Quand on passe chez Yann-Fañch, il aime à nous raconter telle rencontre et tel instant de sa vie, et on sait que chaque titre qu’il interprète est comme un hommage aux visages qu’il a croisé et “aux lèvres de paysans, d’ouvriers, de pèlerins ou de mendiants qui ont tant chanté et murmuré cette poésie populaire usée et patinée par le temps”, pour reprendre un peu ses mots. Quand il chante, il doit certainement les voir, ces visages et ces moments, ces traces de vie qui forment la sienne. Ce n’est d’ailleurs pas un hasard s’il indique en fin du petit livret :
“Depuis un an, il m’est donné de vivre l’épreuve de la maladie. Epreuve bien pénible s’il en est. Cet enregistrement m’aura aidé à donner un sens à ma vie.
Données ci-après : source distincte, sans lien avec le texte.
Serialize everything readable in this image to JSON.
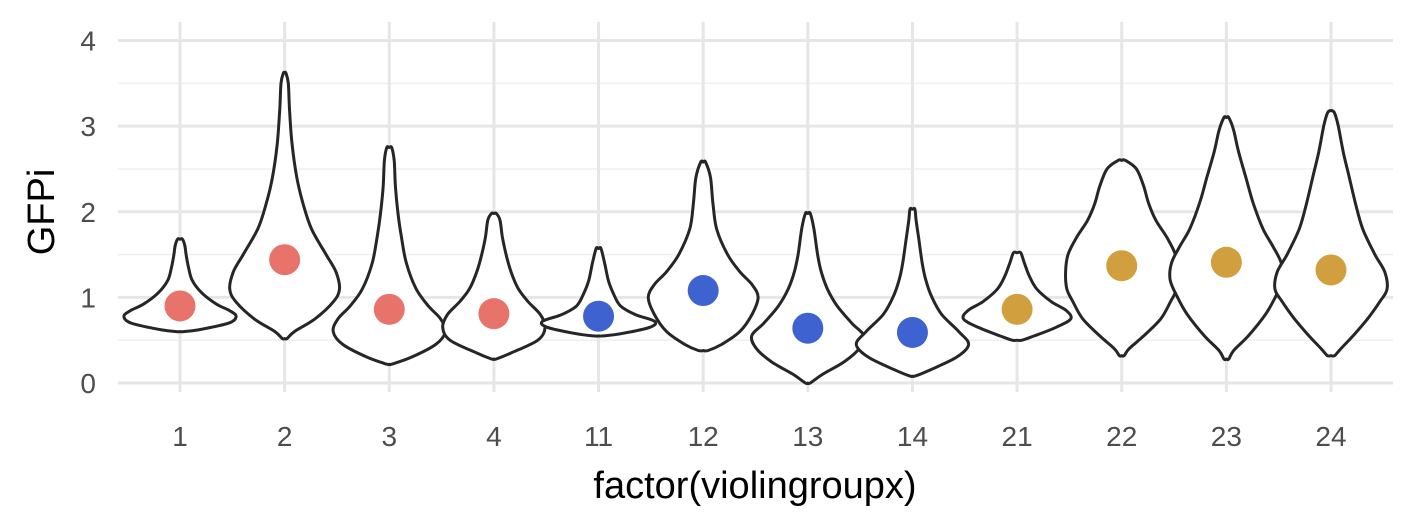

Il est aussi l’occasion pour moi de témoigner mon affection à toutes les personnes qui, de près ou de loin, m’accompagnent dans cette histoire”.
Dans cette épreuve, l’artiste breton a surpassé la souffrance pour nous laisser via cette superbe oeuvre de mémoire une invitation à nous évader et à nous laisser saisir, tandis que le monde s’affronte dans le désarroi. Quand on se demande à quoi tout cela rime, ce sont les rimes qui répondent à qui sait les entendre. Ici, ce sont le vent de noroît ou le soleil de Groix, le feuillage bruissant du verger des âmes ou la nef de la nuit plafonnée de velours, qui nous incitent à nous arrêter et à savourer ces traces que le chanteur nous laisse dans les chemins creux d’Armorique… pour mieux le suivre à la découverte poétique des bardes d’hier et d’aujourd’hui.